Blockchain Tech After Murphy – A Good Bet?
By David Samani
In Murphy v. NCAA, 200 L. Ed. 2d 854 (2018), the United States Supreme Court held that provisions of the Professional and Amateur Sports Protection Act (PAPSA) – which prohibited the state authorization of sports gambling – were unconstitutional. This ruling, barring renewed and restructured federal legislation, clears the way for states previously foreclosed from permitting sports gambling to introduce legalized forms of sports betting. This new landscape carries with it a number of implications not only for professional and amateur sports leagues, state regulators, and potential bettors, but also for technological innovators – particularly with respect to the possible application of blockchain technology to sports betting.
In Murphy, the Supreme Court addressed the State of New Jersey’s challenge to PAPSA’s language making it unlawful for a governmental entity to “sponsor, operate, advertise, promote, license, or authorize by law or compact” sports gambling. See 28 U.S.C. § 3702(1). At issue was a 2014 New Jersey law, which repealed provisions of an older law prohibiting certain sports wagering in Atlantic City. 200 L. Ed. 2d at 868. The major professional sports leagues and NCAA challenged the New Jersey law, and prevailed both in the district court and the Third Circuit. Id. at 868-869.
The Supreme Court reversed, determining that § 3702(1) of PAPSA “unequivocally dictate[d] what a state legislature may and may not do” and therefore violated the anti-commandeering rule – a rule meant to protect the concept of federalism embodied in the Constitution and the Tenth Amendment. See 200 L. Ed. 2d at 872-875. The court went on to conclude that PAPSA’s remaining provision, barring private actors from operating or advertising sports gambling under the color of state law, was not severable and therefore unconstitutional. Id. at 878-882.

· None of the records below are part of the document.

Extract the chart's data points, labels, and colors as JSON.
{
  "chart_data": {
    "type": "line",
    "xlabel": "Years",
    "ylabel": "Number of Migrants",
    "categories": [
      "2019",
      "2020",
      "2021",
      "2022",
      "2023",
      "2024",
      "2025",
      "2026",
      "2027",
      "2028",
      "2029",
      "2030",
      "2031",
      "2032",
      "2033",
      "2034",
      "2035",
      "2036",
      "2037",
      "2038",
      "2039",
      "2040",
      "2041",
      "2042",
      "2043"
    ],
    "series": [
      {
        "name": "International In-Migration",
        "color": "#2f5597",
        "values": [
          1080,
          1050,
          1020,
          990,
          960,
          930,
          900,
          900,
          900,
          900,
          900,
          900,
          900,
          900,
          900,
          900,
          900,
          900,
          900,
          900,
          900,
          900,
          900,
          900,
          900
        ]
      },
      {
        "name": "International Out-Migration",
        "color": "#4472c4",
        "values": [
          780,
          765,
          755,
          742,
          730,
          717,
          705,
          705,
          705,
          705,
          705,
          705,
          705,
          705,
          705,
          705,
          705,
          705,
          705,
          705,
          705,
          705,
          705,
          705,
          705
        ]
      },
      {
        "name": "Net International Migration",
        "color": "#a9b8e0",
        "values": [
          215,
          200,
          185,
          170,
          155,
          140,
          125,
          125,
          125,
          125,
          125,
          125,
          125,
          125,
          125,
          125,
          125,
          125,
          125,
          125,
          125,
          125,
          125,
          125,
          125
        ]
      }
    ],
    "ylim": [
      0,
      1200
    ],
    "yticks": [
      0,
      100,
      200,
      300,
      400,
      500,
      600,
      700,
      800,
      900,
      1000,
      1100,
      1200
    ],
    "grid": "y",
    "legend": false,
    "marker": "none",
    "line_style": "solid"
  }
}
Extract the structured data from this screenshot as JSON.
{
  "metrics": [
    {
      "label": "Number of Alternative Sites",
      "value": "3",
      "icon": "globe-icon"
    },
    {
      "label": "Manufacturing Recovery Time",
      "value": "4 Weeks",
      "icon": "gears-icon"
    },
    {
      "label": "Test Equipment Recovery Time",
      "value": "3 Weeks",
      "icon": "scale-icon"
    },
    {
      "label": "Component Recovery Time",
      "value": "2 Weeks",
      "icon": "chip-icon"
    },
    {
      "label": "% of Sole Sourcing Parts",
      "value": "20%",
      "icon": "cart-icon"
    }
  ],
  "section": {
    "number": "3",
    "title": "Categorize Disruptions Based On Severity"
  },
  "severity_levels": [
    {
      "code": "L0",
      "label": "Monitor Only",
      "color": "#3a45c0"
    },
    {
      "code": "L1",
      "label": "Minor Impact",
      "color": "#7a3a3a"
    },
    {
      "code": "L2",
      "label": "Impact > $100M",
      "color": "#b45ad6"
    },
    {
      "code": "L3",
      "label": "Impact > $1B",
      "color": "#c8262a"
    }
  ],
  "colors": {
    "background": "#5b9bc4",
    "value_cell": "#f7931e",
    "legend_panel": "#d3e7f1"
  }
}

Murphy does not, of course, prohibit Congress from directly regulating sports gambling – perhaps through the Commerce Clause (see id. at 882) – but as it stands, the holding opens the door for new states to enter into the sports gambling arena. This, in turn, creates an intriguing possibility for expansion with respect to blockchain technology. Blockchain technology’s benefits, including the security and efficiency that a distributed ledger can provide, would seem particularly applicable to sports gambling. The technology could assist bettors and regulators alike through the introduction of verifiability and trust with respect to matters such as a prospective bettor’s wherewithal to make a wager and to the flow of money relating to wagers. The latter, in particular, could assuage fears regarding money laundering or tax evasion, and could potentially serve as a method for detecting match fixing or other untoward activity, potentially obviating the need for further federal regulation.
These advantages are not surprising, of course, because one of the anticipated benefits blockchain technology is the institution of efficient, self-authenticating systems, and the consequent elimination of regulatory and administrative costs associated with establishing security, stability, and verifiability. With the Murphy decision, a door may have opened for blockchain technology to demonstrate how it can serve this function.